We were discussing weddings the other day with our children when I noticed Lydia slowly curling up into a ball with her face contorted into a look of both pain and disgust.

“Okay, what’s wrong with you?” I asked. This is a question that is asked often in our house and it is rarely answered with anything except nonsense.

“I don’t want to EVER go to a wedding,” she said. “Because then you have to watch people kiss.”
I nodded. Yes, this made sense. “I understand. Watching people kiss is scary and weird.” I sat down and pondered some solutions. “Well, you know, I think we could probably find a compromise if you would like. I could maybe talk to the bride and groom and get them to ask the minister to give us some sort of warning before he allowed them to kiss each other.”

She cocked her head to the side as if she were listening but needed more information before she would agree.
“Like, he could say, ‘I now pronounce you husband and wife. You may now kiss the bride.’ and that will be our signal to all cover our eyes and look away.”

She looked at the ceiling for a moment and then agreed with a quick bob of her head. “Okay. As long as they do that, I would be willing to go to a wedding.”

Later that evening we were driving home through our neighborhood when we passed a young boy walking a dog with a young girl. I saw Lydia lean towards the window to watch them as we passed.
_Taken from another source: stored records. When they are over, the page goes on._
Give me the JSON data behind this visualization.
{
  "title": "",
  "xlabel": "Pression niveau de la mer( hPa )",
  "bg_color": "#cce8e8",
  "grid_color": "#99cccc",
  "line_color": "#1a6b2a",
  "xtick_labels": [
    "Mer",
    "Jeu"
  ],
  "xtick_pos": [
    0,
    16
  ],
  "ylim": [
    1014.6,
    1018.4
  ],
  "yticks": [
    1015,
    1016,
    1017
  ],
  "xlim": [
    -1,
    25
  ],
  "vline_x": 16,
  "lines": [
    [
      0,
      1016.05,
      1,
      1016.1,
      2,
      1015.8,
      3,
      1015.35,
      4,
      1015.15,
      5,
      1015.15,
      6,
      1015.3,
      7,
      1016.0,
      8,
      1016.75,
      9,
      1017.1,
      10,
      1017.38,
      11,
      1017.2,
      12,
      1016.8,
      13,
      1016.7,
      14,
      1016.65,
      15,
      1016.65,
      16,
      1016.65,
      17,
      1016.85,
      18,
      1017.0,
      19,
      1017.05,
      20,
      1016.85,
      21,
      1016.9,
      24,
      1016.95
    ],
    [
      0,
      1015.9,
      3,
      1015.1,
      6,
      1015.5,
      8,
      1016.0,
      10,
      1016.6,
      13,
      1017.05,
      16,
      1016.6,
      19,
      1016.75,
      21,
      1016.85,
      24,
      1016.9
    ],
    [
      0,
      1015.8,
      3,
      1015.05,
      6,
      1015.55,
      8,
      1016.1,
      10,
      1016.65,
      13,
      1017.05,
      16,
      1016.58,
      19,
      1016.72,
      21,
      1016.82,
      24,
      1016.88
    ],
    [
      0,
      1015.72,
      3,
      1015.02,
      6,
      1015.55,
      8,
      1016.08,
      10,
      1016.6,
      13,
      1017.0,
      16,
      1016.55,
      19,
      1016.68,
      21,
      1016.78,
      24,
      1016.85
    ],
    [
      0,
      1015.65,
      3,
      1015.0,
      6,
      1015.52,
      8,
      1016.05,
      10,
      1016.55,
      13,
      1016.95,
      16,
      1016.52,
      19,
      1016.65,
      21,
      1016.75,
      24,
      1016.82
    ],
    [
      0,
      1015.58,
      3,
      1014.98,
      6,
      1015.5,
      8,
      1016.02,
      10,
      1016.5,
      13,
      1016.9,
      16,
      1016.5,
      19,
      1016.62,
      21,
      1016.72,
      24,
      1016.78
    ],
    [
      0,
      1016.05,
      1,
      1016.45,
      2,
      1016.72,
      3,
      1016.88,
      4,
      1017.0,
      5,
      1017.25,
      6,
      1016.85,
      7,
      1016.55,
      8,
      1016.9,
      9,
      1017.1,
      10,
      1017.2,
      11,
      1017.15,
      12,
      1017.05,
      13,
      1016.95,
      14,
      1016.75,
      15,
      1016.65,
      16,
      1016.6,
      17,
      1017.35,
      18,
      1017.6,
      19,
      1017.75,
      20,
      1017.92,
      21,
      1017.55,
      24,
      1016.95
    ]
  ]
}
“Go around the block!” she shouted as I pulled into our driveway.

“What? No. Why? We don’t even live on a block. That makes no sense.”

“No, just drive around again and go past that boy and girl.”
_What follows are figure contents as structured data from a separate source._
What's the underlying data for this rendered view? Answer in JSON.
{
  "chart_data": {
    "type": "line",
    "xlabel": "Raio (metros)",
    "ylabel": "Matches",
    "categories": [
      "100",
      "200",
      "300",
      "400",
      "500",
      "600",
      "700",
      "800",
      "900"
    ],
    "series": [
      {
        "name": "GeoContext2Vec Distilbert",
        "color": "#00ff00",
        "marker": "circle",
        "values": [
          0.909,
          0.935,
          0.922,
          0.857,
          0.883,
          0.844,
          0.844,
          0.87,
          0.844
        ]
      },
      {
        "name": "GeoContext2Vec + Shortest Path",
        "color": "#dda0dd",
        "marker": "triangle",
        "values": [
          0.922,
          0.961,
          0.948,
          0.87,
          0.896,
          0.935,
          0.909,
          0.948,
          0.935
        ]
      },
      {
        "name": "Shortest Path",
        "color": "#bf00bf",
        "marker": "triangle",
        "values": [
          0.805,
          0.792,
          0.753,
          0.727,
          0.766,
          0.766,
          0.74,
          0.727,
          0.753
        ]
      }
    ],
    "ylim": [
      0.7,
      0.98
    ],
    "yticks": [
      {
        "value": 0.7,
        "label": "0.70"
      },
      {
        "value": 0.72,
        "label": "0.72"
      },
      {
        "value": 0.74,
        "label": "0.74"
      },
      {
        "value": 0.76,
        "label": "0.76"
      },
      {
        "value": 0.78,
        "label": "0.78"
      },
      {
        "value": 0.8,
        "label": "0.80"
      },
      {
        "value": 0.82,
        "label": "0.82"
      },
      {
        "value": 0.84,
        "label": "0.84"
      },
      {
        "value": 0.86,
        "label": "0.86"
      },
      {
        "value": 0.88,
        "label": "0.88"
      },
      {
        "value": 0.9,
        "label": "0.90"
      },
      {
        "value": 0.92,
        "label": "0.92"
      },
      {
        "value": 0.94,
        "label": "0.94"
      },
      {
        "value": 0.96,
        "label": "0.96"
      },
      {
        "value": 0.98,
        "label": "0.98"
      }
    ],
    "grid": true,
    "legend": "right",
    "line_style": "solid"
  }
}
“Why?” I asked, shutting the car off.

She was very agitated. “Because I think they are going to kiss! Didn’t you see them? I know it! They are going to kiss.”

“Oh..” I turned in my seat. “I understand now. You want me to go back and make sure they make an announcement or something first so that we know to cover our eyes and look away?”

She rolled her eyes at me and frowned, glancing back down the street to the strolling couple with the dog. She sighed wistfully one last time and then flung herself out of the car and ran sock-footed towards the front door.

I sighed as well, climbing into the back seat to retrieve her pink sneakers, and then stepping after her up the walkway, running a hand over my tired eyes and trying to shake the feeling like I was slowly following her up the very long aisle of a church.